Friday, 5 January 2018

WRI$_OPTSTAT_HISTHEAD_HISTORY and SM/OPTSTAT in SYSAUX Tablespace. Why is getting full and how to reorg it.

The SYSAUX Tablespace can become full for various reasons. In my case, it was due to SM/OPSTATS segments (WRI$_OPTSTAT_HISTHEAD_HISTORY and their indexes) occupying most of the space. How can we fix this issue and avoid continually adding more space to the tablespace?

This post will identify the root cause and provide solutions based on real production data from a 30TB data warehouse running on Exadata X4-2. The database version is BP20.

Let's start with a standard query to check the "occupants" in the SYSAUX tablespace:

set linesize 120
set pagesize 100
COLUMN "Space Used (GB)" FORMAT 999.99
COLUMN "Move Procedure" FORMAT A40
SELECT  occupant_name "Item",
    space_usage_kbytes/1048576 "Space Used (GB)",
    schema_name "Schema",
    move_procedure "Move Procedure"
FROM v$sysaux_occupants
ORDER BY 2 desc

Item                      Space Used (GB) Schema                    Move Procedure
------------------------- --------------- ------------------ ----------------------------------------
SM/OPTSTAT                         132.57 SYS
SM/AWR                              47.35 SYS
JOB_SCHEDULER                        7.79 SYS
SM/ADVISOR                           2.47 SYS
XDB                                   .06 XDB                XDB.DBMS_XDB.MOVEXDB_TABLESPACE
AUDIT_TABLES                          .00 SYS                DBMS_AUDIT_MGMT.move_dbaudit_tables
ORDIM                                 .00 ORDSYS             ordsys.ord_admin.move_ordim_tblspc

Almost 132GB is occupied by SM/OPSTATS and WRI$_OPTSTAT_HISTHEAD_HISTORY table with two indexes on it:

select segment_name,segment_type,trunc(bytes/1024/1024/1024) gb from dba_segments where segment_name in ('WRI$_OPTSTAT_HISTHEAD_HISTORY','I_WRI$_OPTSTAT_HH_OBJ_ICOL_ST','I_WRI$_OPTSTAT_HH_ST');

SEGMENT_NAME                     SEGMENT_TYPE               GB
-------------------------------- ------------------ ----------
WRI$_OPTSTAT_HISTHEAD_HISTORY    TABLE                      57
I_WRI$_OPTSTAT_HH_OBJ_ICOL_ST    INDEX                      37
I_WRI$_OPTSTAT_HH_ST             INDEX                      27

Next we check the retention of statistic history, how long should they be stored in the database(default is 1 month):

select dbms_stats.get_stats_history_retention from dual;

So we have here default value of 1 month but in my database we have history of one year:

SQL> select /*+full(t) parallel(8)*/ trunc(sysdate)-trunc(min(savtime)) from sys.WRI$_OPTSTAT_HISTHEAD_HISTORY t;

Why?

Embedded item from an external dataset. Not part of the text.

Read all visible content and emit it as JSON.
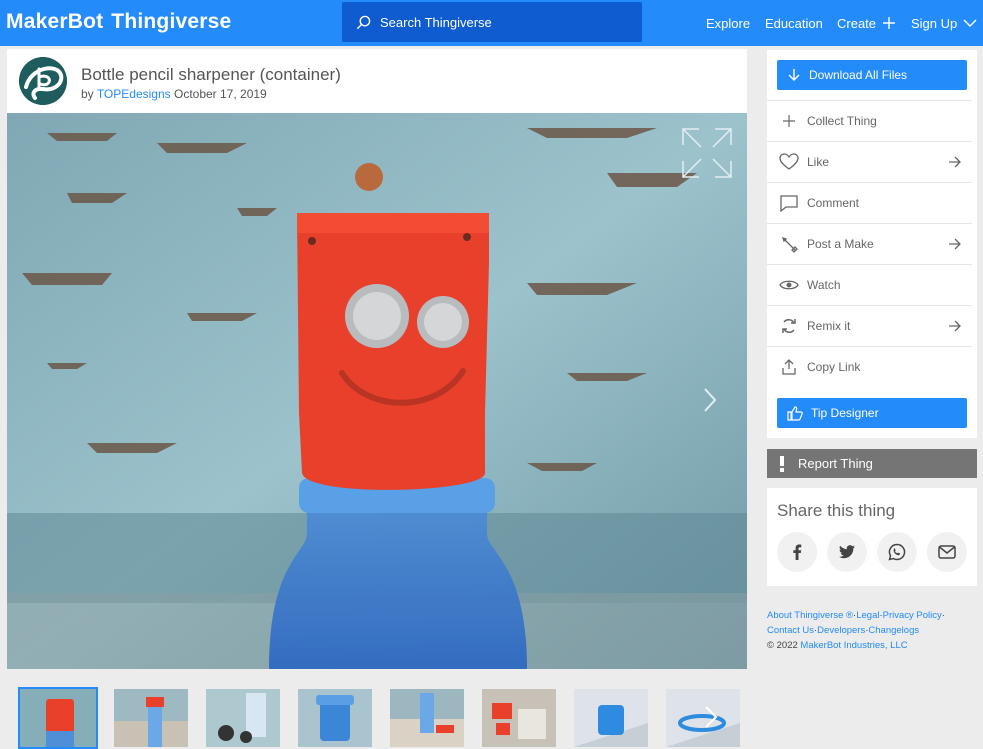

The default job which purge this table is limited to 5 minutes. And if it could not finish on time, then you would not get any information in alertlog about aborted job and the space consumption in SYSAUX will grow.

In internal table wri$_optstat_opr which store the information about gathering/restoring/purging stats, we don's see anything:

select count(*) from sys.wri$_optstat_opr where operation='purge_stats';


Bare in mind that WRI$_OPTSTAT_HISTHEAD_HISTORY table stores history information about column statistics per table/partition/subpartitions, so for example for partitioned table with 100 partition with 15 columns one run of gather_table_stats will generate = 100 x 15 +1x15 = 1515 rows!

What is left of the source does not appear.